S: CX500 was always a very intriguing motorcycle for me. I was always very attracted to this engine, but I never liked very much the styling of it. It was very heavy. It looks heavy, and it was heavy. But the engine was a real masterpiece of engineering for me. It is very compact, you know those two cylinders which are at a similar angle to a Guzzi but more compact. It looks more modern. Actually, I chose that one because it was in the garage of my friend. You know it was kind of an accident. The bike was there and he didn't really know what he wanted to do with it so I suggested "Let's do a café racer," and it was very nice because that bike was something that I had liked for a long time. So this bike was kind of an accident but now that we have built it and now that we have been displaying it here and there, I have to say that all the people that have contacted me to ask if it is available or even if I could give them some information on how to build the same. It's been really crazy so now I am considering producing a small amount of them.

M: Yeah, if you were to do something with limited numbers that would probably do really well. It's just such a naturally attractive bike.

S: And what is interesting, you know, when you see the specs of this bike it's not very powerful, it's right around 50hp, it's nothing compared to modern bikes. But we have removed almost 55 kilos, and two times already I was on the road with this prototype and I can tell you it is really a joy. The power to weight ratio is very good because it is still very torque and it is much more light, so you don't actually need more power.

M: You ride this bike often?

S: I have several bikes that I ride often. I have one Voxen that I designed two years ago, the Black Magic. It was also a limited edition and I have the lumber 88. I have a little bit of a modified Harley Softail Breakout with a little tuned-up engine making it a little lighter and giving it a little more power. That is now a very fun bike to ride. For urban commuting I have one of the most efficient scooters you can make, a PMX. And I think my next one is probably this CX500.

M: One thing that really stood out to me was the Dunlop Sportmax Mutant tires on the 17" wheels. Something you don't see too often but I think it worked very well on your bike. What was your thinking behind this choice?

S: This was the way I like to do custom bikes. I like this idea; to me this CX500 is just a pure example of what I want to do if one day I have the chance to do a kind of custom atelier or custom little production.

I like to pick up from the past something that has this particular flavor. Vintage but a little technological, and bring it to the modern period.

Now with the confidence that both connected with safety and performance, because they really are both connected very well on the bike. So this is really what I want to do on my custom bikes. I want to put modern tires, modern brakes. And of course I want the engine to be completely old but it has to work with modern components, so we probably would put injection and some other modern components to make it work even better than the old one. Modern suspension, everything. So… it’s my way to give a sort of second life to a motorcycle that was supposed to be in someone’s garage dying somewhere. I like this concept, you know?

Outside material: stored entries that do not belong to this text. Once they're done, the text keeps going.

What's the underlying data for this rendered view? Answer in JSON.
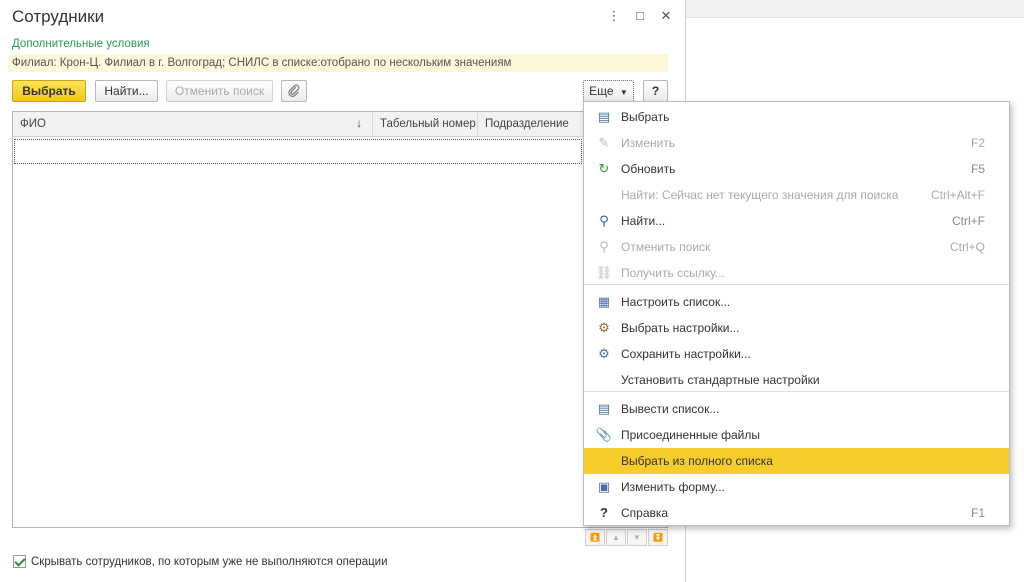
{
  "window": {
    "title": "Сотрудники",
    "more_icon": "⋮",
    "maximize_icon": "□",
    "close_icon": "✕"
  },
  "extra_conditions_label": "Дополнительные условия",
  "filter_text": "Филиал: Крон-Ц. Филиал в г. Волгоград; СНИЛС в списке:отобрано по нескольким значениям",
  "toolbar": {
    "select_label": "Выбрать",
    "find_label": "Найти...",
    "cancel_search_label": "Отменить поиск",
    "attach_icon": "paperclip-icon",
    "more_label": "Еще",
    "help_label": "?"
  },
  "table": {
    "columns": [
      "ФИО",
      "Табельный номер",
      "Подразделение"
    ],
    "sort_indicator": "↓"
  },
  "scroll_buttons": [
    "⏫",
    "▲",
    "▼",
    "⏬"
  ],
  "footer": {
    "checkbox_label": "Скрывать сотрудников, по которым уже не выполняются операции",
    "checked": true
  },
  "menu": {
    "items": [
      {
        "icon": "select-icon",
        "glyph": "▤",
        "label": "Выбрать",
        "shortcut": "",
        "disabled": false,
        "highlight": false
      },
      {
        "icon": "pencil-icon",
        "glyph": "✎",
        "label": "Изменить",
        "shortcut": "F2",
        "disabled": true,
        "highlight": false
      },
      {
        "icon": "refresh-icon",
        "glyph": "↻",
        "label": "Обновить",
        "shortcut": "F5",
        "disabled": false,
        "highlight": false
      },
      {
        "icon": "",
        "glyph": "",
        "label": "Найти: Сейчас нет текущего значения для поиска",
        "shortcut": "Ctrl+Alt+F",
        "disabled": true,
        "highlight": false
      },
      {
        "icon": "search-icon",
        "glyph": "⚲",
        "label": "Найти...",
        "shortcut": "Ctrl+F",
        "disabled": false,
        "highlight": false
      },
      {
        "icon": "cancel-search-icon",
        "glyph": "⚲",
        "label": "Отменить поиск",
        "shortcut": "Ctrl+Q",
        "disabled": true,
        "highlight": false
      },
      {
        "icon": "link-icon",
        "glyph": "⛓",
        "label": "Получить ссылку...",
        "shortcut": "",
        "disabled": true,
        "highlight": false
      },
      {
        "icon": "configure-list-icon",
        "glyph": "▦",
        "label": "Настроить список...",
        "shortcut": "",
        "disabled": false,
        "highlight": false
      },
      {
        "icon": "choose-settings-icon",
        "glyph": "⚙",
        "label": "Выбрать настройки...",
        "shortcut": "",
        "disabled": false,
        "highlight": false
      },
      {
        "icon": "save-settings-icon",
        "glyph": "⚙",
        "label": "Сохранить настройки...",
        "shortcut": "",
        "disabled": false,
        "highlight": false
      },
      {
        "icon": "",
        "glyph": "",
        "label": "Установить стандартные настройки",
        "shortcut": "",
        "disabled": false,
        "highlight": false
      },
      {
        "icon": "print-list-icon",
        "glyph": "▤",
        "label": "Вывести список...",
        "shortcut": "",
        "disabled": false,
        "highlight": false
      },
      {
        "icon": "attachment-icon",
        "glyph": "📎",
        "label": "Присоединенные файлы",
        "shortcut": "",
        "disabled": false,
        "highlight": false
      },
      {
        "icon": "",
        "glyph": "",
        "label": "Выбрать из полного списка",
        "shortcut": "",
        "disabled": false,
        "highlight": true
      },
      {
        "icon": "change-form-icon",
        "glyph": "▣",
        "label": "Изменить форму...",
        "shortcut": "",
        "disabled": false,
        "highlight": false
      },
      {
        "icon": "help-icon",
        "glyph": "?",
        "label": "Справка",
        "shortcut": "F1",
        "disabled": false,
        "highlight": false
      }
    ]
  },
  "colors": {
    "accent_yellow": "#f6cd2a",
    "link_green": "#2a9d4e",
    "filter_bg": "#fdf8d9"
  }
}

M: Is there anything else you feel I should know about this bike and this project?

S: It's a little bit too early but I really think that I am going to produce a small quantity of this bike and at this moment I am looking for the name of the brand. So it is a little too early but probably you will have some more news in one month or something. I will have the name of the bike and the final quantities but I think it won't exceed 15 or maybe 20 pieces. But I will keep you updated on that. So this is just the beginning.